Will Power is funded by a Ball Venture Grant, and is based on a program started by Shakespeare & Company in Lenox, Mass. The Massachusetts program has been wildly successful in its more than 20 years of existence and has even been the focus of an intense study be Havard University.
Following the study, the researchers made the unprecedented recommendation that the program be instituted in every high school nationwide. They found it increases the ability to study any complex text, including physics and math.
Although the local program is in its pilot year, Hayes is hoping it can eventually be in all four county high schools. She's also hoping to do a full production next year.
"We're not sitting and reading Shakespeare. We're experiencing the language in a very visceral way," Hayes said. "They learn it and understand it in ways they don't get to sitting at a desk."

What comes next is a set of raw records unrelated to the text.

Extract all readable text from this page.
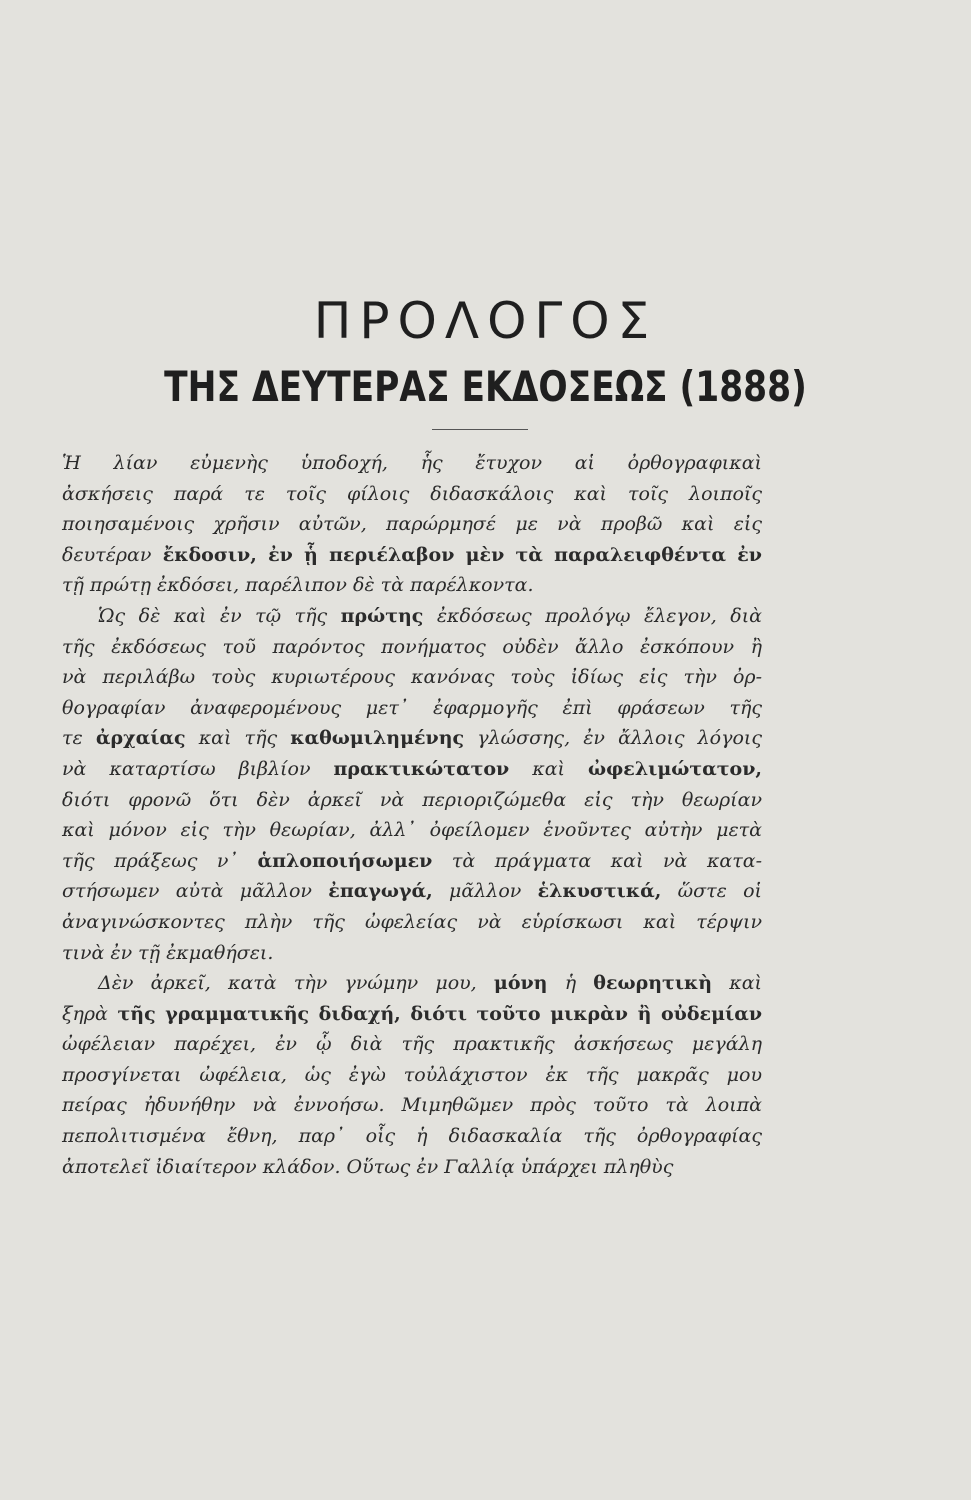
ΠΡΟΛΟΓΟΣ
ΤΗΣ ΔΕΥΤΕΡΑΣ ΕΚΔΟΣΕΩΣ (1888)
Ἡ λίαν εὐμενὴς ὑποδοχή, ἧς ἔτυχον αἱ ὀρθογραφικαὶ
ἀσκήσεις παρά τε τοῖς φίλοις διδασκάλοις καὶ τοῖς λοιποῖς
ποιησαμένοις χρῆσιν αὐτῶν, παρώρμησέ με νὰ προβῶ καὶ εἰς
δευτέραν ἔκδοσιν, ἐν ᾗ περιέλαβον μὲν τὰ παραλειφθέντα ἐν
τῇ πρώτῃ ἐκδόσει, παρέλιπον δὲ τὰ παρέλκοντα.
Ὡς δὲ καὶ ἐν τῷ τῆς πρώτης ἐκδόσεως προλόγῳ ἔλεγον, διὰ
τῆς ἐκδόσεως τοῦ παρόντος πονήματος οὐδὲν ἄλλο ἐσκόπουν ἢ
νὰ περιλάβω τοὺς κυριωτέρους κανόνας τοὺς ἰδίως εἰς τὴν ὀρ-
θογραφίαν ἀναφερομένους μετ᾽ ἐφαρμογῆς ἐπὶ φράσεων τῆς
τε ἀρχαίας καὶ τῆς καθωμιλημένης γλώσσης, ἐν ἄλλοις λόγοις
νὰ καταρτίσω βιβλίον πρακτικώτατον καὶ ὠφελιμώτατον,
διότι φρονῶ ὅτι δὲν ἀρκεῖ νὰ περιοριζώμεθα εἰς τὴν θεωρίαν
καὶ μόνον εἰς τὴν θεωρίαν, ἀλλ᾽ ὀφείλομεν ἑνοῦντες αὐτὴν μετὰ
τῆς πράξεως ν᾽ ἁπλοποιήσωμεν τὰ πράγματα καὶ νὰ κατα-
στήσωμεν αὐτὰ μᾶλλον ἐπαγωγά, μᾶλλον ἑλκυστικά, ὥστε οἱ
ἀναγινώσκοντες πλὴν τῆς ὠφελείας νὰ εὑρίσκωσι καὶ τέρψιν
τινὰ ἐν τῇ ἐκμαθήσει.
Δὲν ἀρκεῖ, κατὰ τὴν γνώμην μου, μόνη ἡ θεωρητικὴ καὶ
ξηρὰ τῆς γραμματικῆς διδαχή, διότι τοῦτο μικρὰν ἢ οὐδεμίαν
ὠφέλειαν παρέχει, ἐν ᾧ διὰ τῆς πρακτικῆς ἀσκήσεως μεγάλη
προσγίνεται ὠφέλεια, ὡς ἐγὼ τοὐλάχιστον ἐκ τῆς μακρᾶς μου
πείρας ἠδυνήθην νὰ ἐννοήσω. Μιμηθῶμεν πρὸς τοῦτο τὰ λοιπὰ
πεπολιτισμένα ἔθνη, παρ᾽ οἷς ἡ διδασκαλία τῆς ὀρθογραφίας
ἀποτελεῖ ἰδιαίτερον κλάδον. Οὕτως ἐν Γαλλίᾳ ὑπάρχει πληθὺς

For one DePauw senior, working with the younger students has acted as a sort of capstone to her DePauw experience, challenging her in ways she did not expect.
"I took the class because I thought it would be easy. It turns out it's been one of the most challenging experiences I've had at DePauw," said Taryn Stark, a senior from Maui, Hawaii. "These kids are great -- they're brilliant.
"You learn so much about yourself and them and Shakespeare. These are the kinds of experiences people seek out, and at DePauw, we're lucky enough to have them just presented to us on a whim."